Lilli Review: An unapologetic thriller that makes a strong impression
A film like this happens when the performances, atmosphere, and mood work together in perfect unison.
The advice given to aspiring filmmakers is to set their story in a single location with available resources and the least number of characters. But how many of them can tell a riveting story? Debutant Prasobh Vijayan, however, has managed to come up with an apt reply.
Lilli is groundbreaking in terms of its storytelling and its presentation of violence. It is raw and gritty; it doesn't have any qualms about showing you all the blood it sheds. If a long rusty iron nail is thrust into somebody's neck, expect to see a fountain of blood. If a few skulls are cracked, expect to hear the sound. Needless to say, it is one of the most unsettling films ever made.
The film opens during the time of demonetisation. We first see Lilli (Samyuktha Menon) when Prime Minister Narendra Modi is on TV announcing the note-ban. But I don't think any political statement was being made. This is not a film desperate to be 'deep' with its visual motifs. This background detail is there simply to convey the desperation of the characters; nothing more, nothing less. It is a straightforward and unapologetic film.
Director: Prasobh Vijayan
Cast: Samyuktha Menon, Kannan Nayar, Dhanesh Anand, Kevin Jose, Sajin Cherukayil
Among the characters affected by the note-ban are a group of kidnappers seeking information about a missing girl. They kidnap Lilli because they believe she knows the girl's whereabouts. The intensity of this situation is heightened by the fact that Lilli is heavily pregnant. And to make matters worse, one of the kidnappers, Rajesh (Dhanesh Anand) has some other thoughts on his mind, apart from monetary gains.
Though he is not the leader, it is Rajesh who makes the strongest impression. With his jittery demeanour and eyes that are perpetually glinting with menace, Rajesh manages to be a nasty villain. You feel uneasy every time he approaches Lilli. You have no clue what he is about to do next. Even his gang members are made uncomfortable by his presence. How can you not, when you hear him say things like, "Wouldn't it be fun to watch a woman deliver a baby?"
And in order to get us more acquainted with him, Prasobh, who also wrote the script, gives us individual moments where Rajesh is all by himself trying to come up with ways to entertain himself. One way is to kill a chicken with his bare hands, just for fun. This is obviously not the kind of man you would want in the same room as Lilli.
Lilli, on the other hand, is no ordinary woman. When she unflinchingly thrusts that aforementioned iron nail into a guy's neck, you know she has been in some dark places before. In a flashback, you not only get some history on Lilli but also how the missing girl figures in her story.
Though Samyuktha made a solid impression in Theevandi, the film did not properly utilise the actress in her. Her character in Lilli, however, carries a lot of weight -- both literally and figuratively. There is nothing artificial about her performance. You can feel the struggle of a woman trying to fend off her captors while carrying a 9-month old baby inside her.

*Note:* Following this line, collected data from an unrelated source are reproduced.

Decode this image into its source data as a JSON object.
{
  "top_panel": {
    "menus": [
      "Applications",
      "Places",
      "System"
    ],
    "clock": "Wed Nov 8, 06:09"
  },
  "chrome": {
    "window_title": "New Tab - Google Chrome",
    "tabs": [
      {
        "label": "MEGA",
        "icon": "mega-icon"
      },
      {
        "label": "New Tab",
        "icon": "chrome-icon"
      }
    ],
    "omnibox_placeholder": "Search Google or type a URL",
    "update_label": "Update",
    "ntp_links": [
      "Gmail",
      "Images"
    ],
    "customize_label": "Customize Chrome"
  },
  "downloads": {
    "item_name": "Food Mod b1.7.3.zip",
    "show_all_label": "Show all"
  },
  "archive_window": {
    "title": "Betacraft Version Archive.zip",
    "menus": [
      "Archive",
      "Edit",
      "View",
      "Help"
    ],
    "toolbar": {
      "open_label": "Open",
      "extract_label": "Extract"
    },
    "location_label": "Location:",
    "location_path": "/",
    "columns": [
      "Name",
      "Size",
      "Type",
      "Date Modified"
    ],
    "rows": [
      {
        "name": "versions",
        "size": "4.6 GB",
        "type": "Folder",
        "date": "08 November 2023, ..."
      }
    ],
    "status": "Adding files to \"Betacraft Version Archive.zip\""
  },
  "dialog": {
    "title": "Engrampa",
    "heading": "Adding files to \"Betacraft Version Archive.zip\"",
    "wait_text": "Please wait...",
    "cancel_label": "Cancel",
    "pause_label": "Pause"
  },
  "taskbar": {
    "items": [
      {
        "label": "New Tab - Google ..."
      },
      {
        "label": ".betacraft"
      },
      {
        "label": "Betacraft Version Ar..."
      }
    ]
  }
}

A film like Lilli happens when the performances, atmosphere, and mood work together in perfect unison. This film is also a testament to the commitment and hard work put in by a bunch of passionate film buffs. A special shout out to the film's art department whose well-thought-out ideas splendidly convey the ugliness and decay that pervades the film. This is a world filled with sleaze and desperation. Add some mist and minimal lighting and what you get is an intensely atmospheric cinematic experience.
The excessive violence may be too much for some. This is a film that celebrates its 'A' certificate. And some may express disappointment over the way the film ends but it's not every day that you see a first-time filmmaker ending his film with the announcement of a potential sequel. I hope this one makes enough noise to spawn an even better second part.